In order to repair the stator of an electric motor , you need to cut out faulty elements and remove burrs. Then insulate the sheet from one another using mica or special cardboard, the insulation of which is insulating varnish. Separate the sheets that are connected and varnish them. If there is too much damage, then re-mixing is carried out with re-insulation of all steel sheets and the stator is rewinded. If the stator windings are uniformly overheated, its windings may be incorrectly connected: when they are connected not together - with a “star”, but in series - with a “delta”; there may be engine overload or improper ventilation operation; a low value of the stator voltage at the input leads to an overcurrent of the motor. To eliminate this, we reduce the load, increase the voltage values to the nominal value or reduce the load current values to the nominal value. We solder the stator windings together - into a “star”. When the stator winding is intensely heated, the circuit may be closed. Disconnect the winding, probe it, find the fault and repair that part of the circuit. If necessary, rewind the entire winding or the part that is damaged.
Rotor malfunction.
If the rotor overheats, humming and braking, or if there are asymmetrical current readings in the phases, look for the cause in poor-quality soldering of the rotor circuit, therefore, before you start repairing the electric motor rotor, inspect the quality of all soldering of its windings - re-solder the faulty ones, and also re-solder those that give rise to concern . If Rotorimmovableand open, and the three rings have the same voltages, look for the reason in a break in the wires that connect the rotor to the starting rheostat. This is possible due to wear of the liners, shifting of the bearing shields, which causes a powerful attraction of the rotor to the stator. Rrepair of asynchronous electric motors in this case, it consists of replacing the liners and adjusting the bearing shields.

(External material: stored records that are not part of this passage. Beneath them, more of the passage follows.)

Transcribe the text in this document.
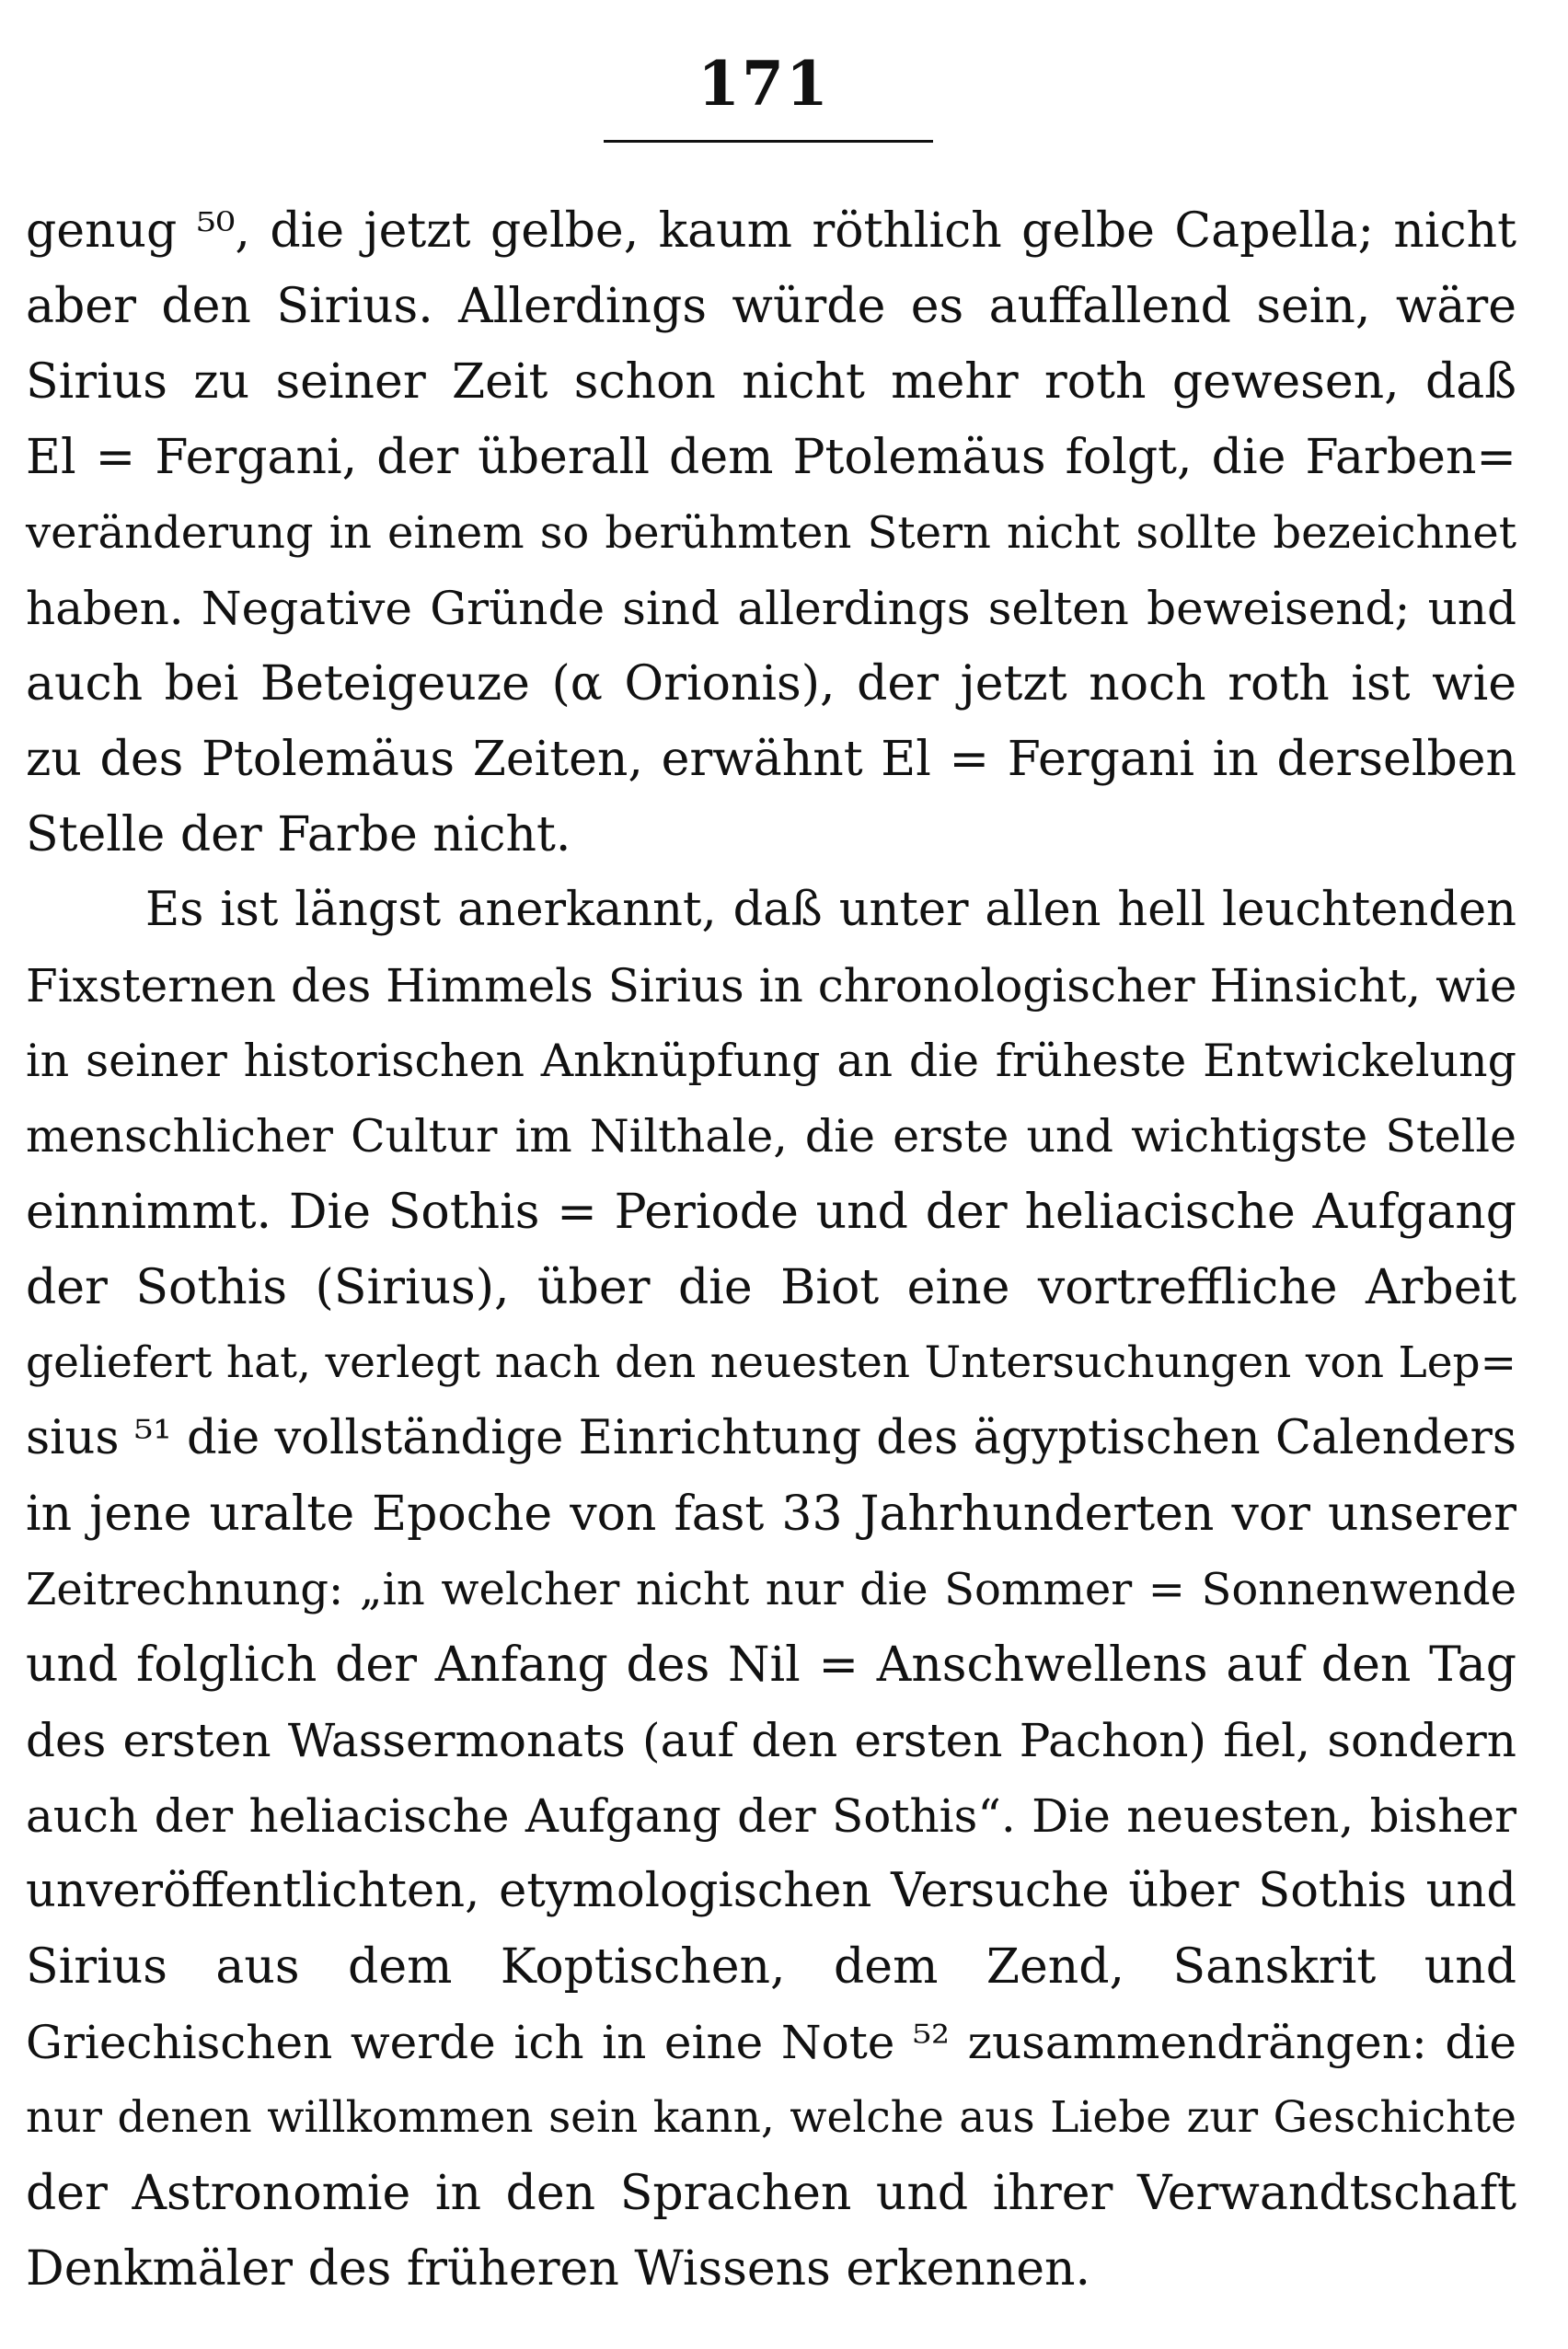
171
genug ⁵⁰, die jetzt gelbe, kaum röthlich gelbe Capella; nicht
aber den Sirius. Allerdings würde es auffallend sein, wäre
Sirius zu seiner Zeit schon nicht mehr roth gewesen, daß
El = Fergani, der überall dem Ptolemäus folgt, die Farben=
veränderung in einem so berühmten Stern nicht sollte bezeichnet
haben. Negative Gründe sind allerdings selten beweisend; und
auch bei Beteigeuze (α Orionis), der jetzt noch roth ist wie
zu des Ptolemäus Zeiten, erwähnt El = Fergani in derselben
Stelle der Farbe nicht.
Es ist längst anerkannt, daß unter allen hell leuchtenden
Fixsternen des Himmels Sirius in chronologischer Hinsicht, wie
in seiner historischen Anknüpfung an die früheste Entwickelung
menschlicher Cultur im Nilthale, die erste und wichtigste Stelle
einnimmt. Die Sothis = Periode und der heliacische Aufgang
der Sothis (Sirius), über die Biot eine vortreffliche Arbeit
geliefert hat, verlegt nach den neuesten Untersuchungen von Lep=
sius ⁵¹ die vollständige Einrichtung des ägyptischen Calenders
in jene uralte Epoche von fast 33 Jahrhunderten vor unserer
Zeitrechnung: „in welcher nicht nur die Sommer = Sonnenwende
und folglich der Anfang des Nil = Anschwellens auf den Tag
des ersten Wassermonats (auf den ersten Pachon) fiel, sondern
auch der heliacische Aufgang der Sothis“. Die neuesten, bisher
unveröffentlichten, etymologischen Versuche über Sothis und
Sirius aus dem Koptischen, dem Zend, Sanskrit und
Griechischen werde ich in eine Note ⁵² zusammendrängen: die
nur denen willkommen sein kann, welche aus Liebe zur Geschichte
der Astronomie in den Sprachen und ihrer Verwandtschaft
Denkmäler des früheren Wissens erkennen.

Sparking andnon-standardheataniyebrushes and commutator.
Reasons: the brush has become unusable or is installed incorrectly, or the dimensions of the brush do not correspond to the dimensions of the holder cage, or the brush is poorly connected to the fittings. You just need to accurately position the brushes and holders.
Increased vibration.
This can happen due to an unbalanced rotor, clutch or pulley. Vibration can also occur due to inaccurate centering of the device shafts or when the connecting coupling halves are bent. The rotor must be balanced. To do this, you need to balance the coupling halves and pulleys. The engine must be centered. Install the coupling half in the correct position; to do this, first remove it. Find the point of poor connection or break and eliminate the fault.
Knock in bearingsteachings.
It can appear due to broken tracks and destroyed rolling elements. Just replace the bearing with a good one.